Вильям закатил глаза:

– Я знаю. В этом весь смысл.

Еще страх: он связан с Германией и отцом Вильяма, который умер, когда Вильяму было четырнадцать. Его отца привезли в Америку из Германии в числе немецких военнопленных – это было во время Второй мировой – и отправили работать на картофельные поля в штате Мэн, где он и познакомился с матерью Вильяма, тогда еще фермерской женой. Наверное, это худший страх Вильяма, потому что его отец воевал на стороне нацистов, и этот факт иногда напоминает о себе по ночам и не дает Вильяму покоя; перед глазами у него всплывают концлагеря – мы видели их, когда ездили в Германию, – и газовые камеры, и ему приходится вставать, и идти в гостиную, и зажигать свет возле дивана, и смотреть в окно на реку, но сколько бы он ни думал обо мне или о чем-то еще, ничто не помогает. Этот страх посещает Вильяма не так часто, как другие, но, когда посещает, его просто жуть берет.

И последний: он связан со смертью, с чувством ухода. Вильям ощущает, как почти уходит из мира, а поскольку в загробную жизнь он не верит, по временам его пронизывает ужас. Но обычно он не вылезает из постели, хотя порой все-таки вылезает, и идет в гостиную, и садится в большое бордовое кресло у окна, и читает книгу – он любит биографии, – пока не почувствует, что готов уснуть.

– И давно у тебя эти страхи? – спросила я.

Мы ходили в эту закусочную уже не первый год, и по утрам там всегда было полно народу; нам принесли кофе и немного погодя – четыре белые бумажные салфетки.

Вильям смотрел в окно на старушку с ходунками; ходунки были с сиденьем, и двигалась она медленно, сгорбившись, а полы ее пальто развевались на ветру.

– Пару месяцев, – сказал он.

– То есть они начались без всякой причины?

Вильям взглянул на меня своими темными глазами из-под разросшихся бровей:

– Думаю, да. – Затем откинулся на спинку стула и добавил: – Наверное, я просто старею.

– Возможно, – сказала я. Но он меня не убедил. Вильям всегда был для меня загадкой – и для наших девочек тоже. – А ты не хочешь к кому-нибудь обратиться насчет своих страхов? – нерешительно спросила я.

– Боже, нет, – сказал он, и эта его черта не была для меня загадкой, я ожидала такого ответа. – Но это ужасно, – добавил он.

– Ах, Пилли, – сказала я, так я ласково называла его в далеком прошлом. – Я очень тебе сочувствую.

– Зря мы тогда поехали в Германию. – Вильям взял со стола салфетку и вытер нос. Затем – почти рефлекторно, как он всегда это делает – пробежал пальцами по усам. – И уж точно зря мы поехали в Дахау. Мне все мерещатся эти… эти крематории. – Он бросил на меня взгляд. – Ты правильно сделала, что не пошла внутрь.

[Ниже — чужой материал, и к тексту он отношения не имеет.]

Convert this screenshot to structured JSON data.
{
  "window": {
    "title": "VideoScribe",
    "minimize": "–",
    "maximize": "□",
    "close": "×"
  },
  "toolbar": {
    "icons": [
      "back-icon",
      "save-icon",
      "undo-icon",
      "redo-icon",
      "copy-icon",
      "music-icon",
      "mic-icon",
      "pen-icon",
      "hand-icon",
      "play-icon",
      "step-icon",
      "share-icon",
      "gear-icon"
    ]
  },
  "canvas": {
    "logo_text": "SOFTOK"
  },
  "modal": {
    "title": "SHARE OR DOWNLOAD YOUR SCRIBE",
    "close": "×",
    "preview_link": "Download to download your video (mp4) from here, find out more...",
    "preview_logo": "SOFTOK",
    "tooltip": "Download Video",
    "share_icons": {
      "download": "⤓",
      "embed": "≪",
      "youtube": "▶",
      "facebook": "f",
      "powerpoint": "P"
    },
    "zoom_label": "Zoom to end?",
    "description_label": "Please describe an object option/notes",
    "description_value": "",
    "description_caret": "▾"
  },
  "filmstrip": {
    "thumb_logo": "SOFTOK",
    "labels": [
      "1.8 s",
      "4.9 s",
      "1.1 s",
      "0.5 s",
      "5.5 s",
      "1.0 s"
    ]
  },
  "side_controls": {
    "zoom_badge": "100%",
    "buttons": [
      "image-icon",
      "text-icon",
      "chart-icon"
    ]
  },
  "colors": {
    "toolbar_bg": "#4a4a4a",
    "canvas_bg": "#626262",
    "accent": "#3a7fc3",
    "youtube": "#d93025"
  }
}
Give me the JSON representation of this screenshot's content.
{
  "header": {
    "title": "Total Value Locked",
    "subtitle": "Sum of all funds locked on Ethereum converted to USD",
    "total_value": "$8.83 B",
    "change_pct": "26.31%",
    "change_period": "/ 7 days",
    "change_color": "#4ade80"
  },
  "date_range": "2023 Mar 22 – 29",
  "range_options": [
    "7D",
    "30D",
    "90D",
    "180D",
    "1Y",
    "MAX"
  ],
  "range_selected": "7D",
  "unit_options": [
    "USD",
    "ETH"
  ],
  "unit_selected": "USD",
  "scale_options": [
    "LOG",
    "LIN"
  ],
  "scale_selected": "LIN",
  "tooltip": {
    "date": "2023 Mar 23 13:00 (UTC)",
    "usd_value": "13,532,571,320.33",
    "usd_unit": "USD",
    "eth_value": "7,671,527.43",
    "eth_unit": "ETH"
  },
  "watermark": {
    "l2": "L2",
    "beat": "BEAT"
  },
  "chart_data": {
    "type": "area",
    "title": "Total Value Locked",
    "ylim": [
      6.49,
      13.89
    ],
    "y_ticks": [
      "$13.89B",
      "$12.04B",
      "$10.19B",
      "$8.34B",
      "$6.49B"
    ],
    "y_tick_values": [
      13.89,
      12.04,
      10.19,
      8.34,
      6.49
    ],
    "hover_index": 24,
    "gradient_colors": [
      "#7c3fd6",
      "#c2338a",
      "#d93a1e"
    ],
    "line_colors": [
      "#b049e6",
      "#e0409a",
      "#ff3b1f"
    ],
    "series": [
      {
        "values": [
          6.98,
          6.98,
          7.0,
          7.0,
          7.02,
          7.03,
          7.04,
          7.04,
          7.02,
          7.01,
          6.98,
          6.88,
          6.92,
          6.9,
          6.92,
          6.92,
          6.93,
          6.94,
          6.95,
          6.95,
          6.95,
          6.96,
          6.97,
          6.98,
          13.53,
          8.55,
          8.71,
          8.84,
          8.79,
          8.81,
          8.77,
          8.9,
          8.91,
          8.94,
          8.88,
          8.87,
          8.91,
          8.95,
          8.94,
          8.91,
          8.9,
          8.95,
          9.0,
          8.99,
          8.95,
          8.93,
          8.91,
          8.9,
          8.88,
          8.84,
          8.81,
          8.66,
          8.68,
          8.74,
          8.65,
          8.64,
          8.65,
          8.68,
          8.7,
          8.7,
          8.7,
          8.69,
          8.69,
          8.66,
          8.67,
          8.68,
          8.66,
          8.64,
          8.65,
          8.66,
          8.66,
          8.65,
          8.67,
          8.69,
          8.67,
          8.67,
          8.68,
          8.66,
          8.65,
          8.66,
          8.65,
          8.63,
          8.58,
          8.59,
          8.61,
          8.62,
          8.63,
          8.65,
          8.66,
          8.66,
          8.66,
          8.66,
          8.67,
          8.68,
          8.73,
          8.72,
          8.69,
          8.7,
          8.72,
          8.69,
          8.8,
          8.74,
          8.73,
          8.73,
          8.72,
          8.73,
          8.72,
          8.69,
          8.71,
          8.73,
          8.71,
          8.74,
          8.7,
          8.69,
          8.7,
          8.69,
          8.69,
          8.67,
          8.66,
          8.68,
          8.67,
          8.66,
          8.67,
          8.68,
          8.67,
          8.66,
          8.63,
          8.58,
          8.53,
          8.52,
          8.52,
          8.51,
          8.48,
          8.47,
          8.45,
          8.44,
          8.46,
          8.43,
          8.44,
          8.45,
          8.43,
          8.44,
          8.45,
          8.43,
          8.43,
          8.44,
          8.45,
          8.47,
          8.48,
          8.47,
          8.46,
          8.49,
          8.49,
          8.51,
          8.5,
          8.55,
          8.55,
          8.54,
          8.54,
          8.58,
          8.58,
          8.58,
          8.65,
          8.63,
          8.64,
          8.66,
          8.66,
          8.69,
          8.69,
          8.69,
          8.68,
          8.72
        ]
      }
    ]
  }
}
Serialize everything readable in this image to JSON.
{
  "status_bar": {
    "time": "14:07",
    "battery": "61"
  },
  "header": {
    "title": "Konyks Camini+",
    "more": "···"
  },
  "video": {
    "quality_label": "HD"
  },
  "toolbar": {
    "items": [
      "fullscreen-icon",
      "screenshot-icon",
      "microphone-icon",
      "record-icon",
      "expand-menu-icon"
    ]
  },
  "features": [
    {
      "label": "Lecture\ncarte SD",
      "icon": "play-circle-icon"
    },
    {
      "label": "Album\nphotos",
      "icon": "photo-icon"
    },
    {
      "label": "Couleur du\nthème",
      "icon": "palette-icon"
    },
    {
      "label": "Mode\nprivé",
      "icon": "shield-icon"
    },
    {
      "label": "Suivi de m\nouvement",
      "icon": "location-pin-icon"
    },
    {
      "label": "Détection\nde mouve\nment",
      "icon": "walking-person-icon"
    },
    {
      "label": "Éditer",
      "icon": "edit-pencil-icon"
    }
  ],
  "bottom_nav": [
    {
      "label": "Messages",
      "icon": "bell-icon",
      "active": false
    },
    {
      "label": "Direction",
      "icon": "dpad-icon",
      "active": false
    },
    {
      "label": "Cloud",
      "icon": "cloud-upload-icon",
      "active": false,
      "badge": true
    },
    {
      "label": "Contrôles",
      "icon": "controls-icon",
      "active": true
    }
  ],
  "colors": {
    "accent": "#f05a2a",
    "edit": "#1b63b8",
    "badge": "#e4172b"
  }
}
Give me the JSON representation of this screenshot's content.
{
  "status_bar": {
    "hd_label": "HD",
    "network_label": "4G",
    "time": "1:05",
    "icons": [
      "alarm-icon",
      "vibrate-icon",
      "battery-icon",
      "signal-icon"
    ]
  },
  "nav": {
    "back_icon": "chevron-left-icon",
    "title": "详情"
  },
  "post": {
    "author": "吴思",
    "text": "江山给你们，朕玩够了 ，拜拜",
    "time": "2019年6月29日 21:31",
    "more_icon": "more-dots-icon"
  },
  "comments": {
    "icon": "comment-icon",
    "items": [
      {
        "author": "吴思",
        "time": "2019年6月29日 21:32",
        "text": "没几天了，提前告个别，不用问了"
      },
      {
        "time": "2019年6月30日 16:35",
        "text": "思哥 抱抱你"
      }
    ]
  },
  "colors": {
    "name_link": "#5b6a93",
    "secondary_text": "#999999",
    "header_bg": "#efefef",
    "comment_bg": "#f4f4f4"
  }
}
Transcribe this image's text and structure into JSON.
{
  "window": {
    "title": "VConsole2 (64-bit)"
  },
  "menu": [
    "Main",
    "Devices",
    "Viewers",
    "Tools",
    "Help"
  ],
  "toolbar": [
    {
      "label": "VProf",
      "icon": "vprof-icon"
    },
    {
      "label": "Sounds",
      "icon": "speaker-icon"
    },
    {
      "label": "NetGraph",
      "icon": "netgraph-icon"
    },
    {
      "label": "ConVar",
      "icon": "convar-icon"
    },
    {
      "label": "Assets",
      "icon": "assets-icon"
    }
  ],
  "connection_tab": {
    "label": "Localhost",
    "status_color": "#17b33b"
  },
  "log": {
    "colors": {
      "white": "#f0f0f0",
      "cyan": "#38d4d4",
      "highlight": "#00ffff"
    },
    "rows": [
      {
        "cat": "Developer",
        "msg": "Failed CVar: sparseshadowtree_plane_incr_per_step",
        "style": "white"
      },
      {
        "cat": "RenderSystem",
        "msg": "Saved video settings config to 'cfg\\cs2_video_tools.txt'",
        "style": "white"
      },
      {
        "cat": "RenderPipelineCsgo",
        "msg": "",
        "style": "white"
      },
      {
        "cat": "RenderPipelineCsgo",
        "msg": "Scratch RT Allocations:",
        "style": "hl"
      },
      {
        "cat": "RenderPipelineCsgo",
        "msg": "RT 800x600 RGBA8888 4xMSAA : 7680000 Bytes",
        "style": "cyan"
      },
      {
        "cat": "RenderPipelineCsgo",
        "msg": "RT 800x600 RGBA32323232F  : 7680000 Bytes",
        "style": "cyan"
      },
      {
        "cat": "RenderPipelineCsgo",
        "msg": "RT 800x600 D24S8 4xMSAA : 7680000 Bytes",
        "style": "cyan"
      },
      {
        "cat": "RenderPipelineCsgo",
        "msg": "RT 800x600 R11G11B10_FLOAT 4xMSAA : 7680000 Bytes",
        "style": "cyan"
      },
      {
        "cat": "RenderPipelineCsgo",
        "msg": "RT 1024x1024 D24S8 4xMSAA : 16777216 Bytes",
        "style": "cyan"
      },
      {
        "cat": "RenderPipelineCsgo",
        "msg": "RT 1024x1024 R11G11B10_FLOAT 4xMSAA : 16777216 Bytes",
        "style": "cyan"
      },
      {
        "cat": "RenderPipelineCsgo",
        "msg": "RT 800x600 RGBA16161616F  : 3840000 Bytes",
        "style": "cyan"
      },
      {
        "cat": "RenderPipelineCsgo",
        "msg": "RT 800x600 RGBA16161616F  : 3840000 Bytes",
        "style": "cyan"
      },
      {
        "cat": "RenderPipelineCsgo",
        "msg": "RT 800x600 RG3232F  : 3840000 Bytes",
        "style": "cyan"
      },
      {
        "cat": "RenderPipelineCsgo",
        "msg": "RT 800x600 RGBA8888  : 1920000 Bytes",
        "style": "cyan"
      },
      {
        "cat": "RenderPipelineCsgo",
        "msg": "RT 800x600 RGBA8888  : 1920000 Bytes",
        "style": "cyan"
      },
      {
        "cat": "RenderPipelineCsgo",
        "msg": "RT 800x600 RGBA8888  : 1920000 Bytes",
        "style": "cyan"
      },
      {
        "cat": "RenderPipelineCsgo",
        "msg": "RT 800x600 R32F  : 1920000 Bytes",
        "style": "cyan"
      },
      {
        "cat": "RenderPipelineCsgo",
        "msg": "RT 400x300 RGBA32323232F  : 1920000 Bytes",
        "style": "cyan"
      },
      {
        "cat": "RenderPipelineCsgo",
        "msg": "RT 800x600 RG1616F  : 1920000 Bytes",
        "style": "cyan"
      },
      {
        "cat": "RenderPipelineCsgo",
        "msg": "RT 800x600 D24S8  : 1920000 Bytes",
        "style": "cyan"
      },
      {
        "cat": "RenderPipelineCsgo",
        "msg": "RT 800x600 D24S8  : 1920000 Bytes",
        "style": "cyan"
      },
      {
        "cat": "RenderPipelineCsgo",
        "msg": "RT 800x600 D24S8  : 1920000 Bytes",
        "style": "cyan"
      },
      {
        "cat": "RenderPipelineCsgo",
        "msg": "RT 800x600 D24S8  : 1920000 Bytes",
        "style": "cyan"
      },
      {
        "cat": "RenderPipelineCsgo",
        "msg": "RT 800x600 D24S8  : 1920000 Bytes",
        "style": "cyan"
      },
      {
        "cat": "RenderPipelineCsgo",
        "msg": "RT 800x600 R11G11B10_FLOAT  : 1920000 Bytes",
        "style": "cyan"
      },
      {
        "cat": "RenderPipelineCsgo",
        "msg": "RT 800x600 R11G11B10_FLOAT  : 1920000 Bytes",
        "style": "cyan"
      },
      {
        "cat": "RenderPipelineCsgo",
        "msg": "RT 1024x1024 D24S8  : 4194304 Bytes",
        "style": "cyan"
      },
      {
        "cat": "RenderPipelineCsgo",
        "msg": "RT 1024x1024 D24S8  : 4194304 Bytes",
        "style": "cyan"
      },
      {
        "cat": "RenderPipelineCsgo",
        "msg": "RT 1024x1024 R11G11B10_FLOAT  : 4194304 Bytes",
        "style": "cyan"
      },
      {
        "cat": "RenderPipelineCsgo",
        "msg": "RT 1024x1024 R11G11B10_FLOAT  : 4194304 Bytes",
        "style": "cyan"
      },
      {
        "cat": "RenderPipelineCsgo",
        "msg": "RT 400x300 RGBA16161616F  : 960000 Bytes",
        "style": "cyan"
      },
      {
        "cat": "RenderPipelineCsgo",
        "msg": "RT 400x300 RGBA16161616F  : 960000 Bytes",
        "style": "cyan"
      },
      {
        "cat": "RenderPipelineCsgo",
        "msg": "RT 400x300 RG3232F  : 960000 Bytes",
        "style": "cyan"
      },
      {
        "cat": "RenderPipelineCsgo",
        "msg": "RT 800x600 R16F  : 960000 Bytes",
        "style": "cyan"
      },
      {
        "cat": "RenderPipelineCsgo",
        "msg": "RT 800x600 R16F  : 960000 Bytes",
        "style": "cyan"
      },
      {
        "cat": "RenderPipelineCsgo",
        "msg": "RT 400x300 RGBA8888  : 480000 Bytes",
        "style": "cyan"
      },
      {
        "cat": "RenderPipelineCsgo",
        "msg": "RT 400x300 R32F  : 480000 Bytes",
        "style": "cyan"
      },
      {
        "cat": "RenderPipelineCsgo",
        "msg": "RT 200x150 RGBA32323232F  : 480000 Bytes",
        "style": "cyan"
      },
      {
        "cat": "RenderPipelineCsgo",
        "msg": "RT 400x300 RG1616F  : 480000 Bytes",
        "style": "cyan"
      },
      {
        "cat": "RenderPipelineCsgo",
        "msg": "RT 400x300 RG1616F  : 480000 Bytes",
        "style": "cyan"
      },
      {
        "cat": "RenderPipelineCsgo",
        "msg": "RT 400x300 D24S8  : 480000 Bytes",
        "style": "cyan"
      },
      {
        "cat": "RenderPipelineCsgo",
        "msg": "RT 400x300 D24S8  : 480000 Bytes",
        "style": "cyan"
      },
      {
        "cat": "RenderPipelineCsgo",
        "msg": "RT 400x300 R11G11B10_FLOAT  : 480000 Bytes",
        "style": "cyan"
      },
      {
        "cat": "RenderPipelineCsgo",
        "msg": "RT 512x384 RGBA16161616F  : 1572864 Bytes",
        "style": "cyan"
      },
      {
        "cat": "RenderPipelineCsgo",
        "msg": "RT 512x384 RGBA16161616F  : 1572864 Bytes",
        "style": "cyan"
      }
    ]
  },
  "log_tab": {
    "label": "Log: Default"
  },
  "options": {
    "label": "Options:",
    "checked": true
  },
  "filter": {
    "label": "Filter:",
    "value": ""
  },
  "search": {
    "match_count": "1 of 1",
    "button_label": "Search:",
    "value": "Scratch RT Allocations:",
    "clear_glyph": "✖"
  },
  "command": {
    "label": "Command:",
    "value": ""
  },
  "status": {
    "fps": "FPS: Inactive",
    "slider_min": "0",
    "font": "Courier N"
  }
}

Когда мы были в Германии, я не заходила ни в газовые камеры, ни в крематории, и меня удивило, что Вильям это запомнил. Я уже тогда понимала, что лучше мне на такое не смотреть, вот и не заходила. Годом ранее у Вильяма умерла мать; мы отправили девочек в летний лагерь на две недели, им было девять и десять, а сами полетели в Германию; моим единственным условием было, чтобы мы летели разными рейсами, так сильно я переживала, что мы оба разобьемся и девочки останутся сиротами, хотя позже я поняла, как это глупо, ведь мы могли разбиться и на автобане, пока мимо со свистом проносились машины, – так вот, мы полетели в Германию, чтобы разузнать что-нибудь об отце Вильяма; как я уже говорила, он умер, когда Вильяму было четырнадцать, умер в больнице Массачусетса от перитонита, ему удаляли полип в кишечнике и случайно проткнули стенку толстой кишки, от этого он и умер. Полетели мы еще и потому, что за несколько лет до этого Вильям получил большое состояние, оказалось, его дед нажился на войне, и, когда Вильяму исполнилось тридцать пять, ему достались деньги из трастового фонда, и это не давало ему покоя, и вот мы вместе полетели в Германию повидаться с его дедом, тот был очень стар, и двумя тетками, они были вежливы, но холодны, на мой взгляд. У старика, его деда, были маленькие блестящие глазенки, он мне особенно не понравился. Невеселая была поездка.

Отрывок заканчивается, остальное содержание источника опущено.